More Employers Turning to Wellness Programs


In order to drive profitability and performance, 87% of employers relied on wellness programs in 2012, up from 75% in 2010, according to the latest report from Buck Consultants.

The report, titled “Working Well: A Global Survey of Health Promotion and Workplace Wellness Strategies,” finds employers from all locations say improving worker productivity and reducing presenteeism (at work while sick) are their top wellness program objectives.

“With productivity having a direct tie to bottom-line revenue, organizations now consider health promotion as a core business value that positively impacts their ability to compete,” said Dave Ratcliffe, principal of Cincinnati-based Buck Consultants. “With signs of job market improvement emerging in the U.S., employers will be challenged to maintain productivity gains earned during the recession as employees have increased job mobility.”

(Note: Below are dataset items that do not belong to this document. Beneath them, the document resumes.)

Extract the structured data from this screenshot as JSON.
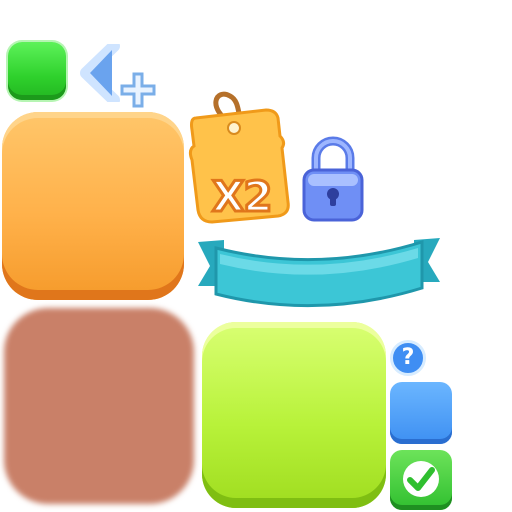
{
  "badges": {
    "multiplier_label": "X2",
    "help_glyph": "?"
  },
  "icons": [
    "green-square-button",
    "back-arrow-icon",
    "plus-icon",
    "multiplier-tag-icon",
    "lock-icon",
    "ribbon-banner",
    "help-icon",
    "blue-square-button",
    "checkmark-icon"
  ],
  "colors": {
    "orange_tile": "#ffb14a",
    "lime_tile": "#b8f23a",
    "green_button": "#2fd12c",
    "blue_button": "#3d8ff2",
    "ribbon": "#3cc6d6",
    "lock": "#6f8ff5",
    "brown_tile": "#c98068"
  }
}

Only 36% of respondents report measuring specific outcomes of their wellness programs. Reasons respondents fail to do so are lack of resources at 68% and not knowing how to measure at 34%. Respondents from larger organizations are more likely to measure outcomes.

Still, only 47% of respondents from organizations with at least 20,000 employees measure specific outcomes, Buck Consultants said. Among respondents who measure wellness program outcomes, 30% say they placed greater emphasis on wellness programs during the tough economy.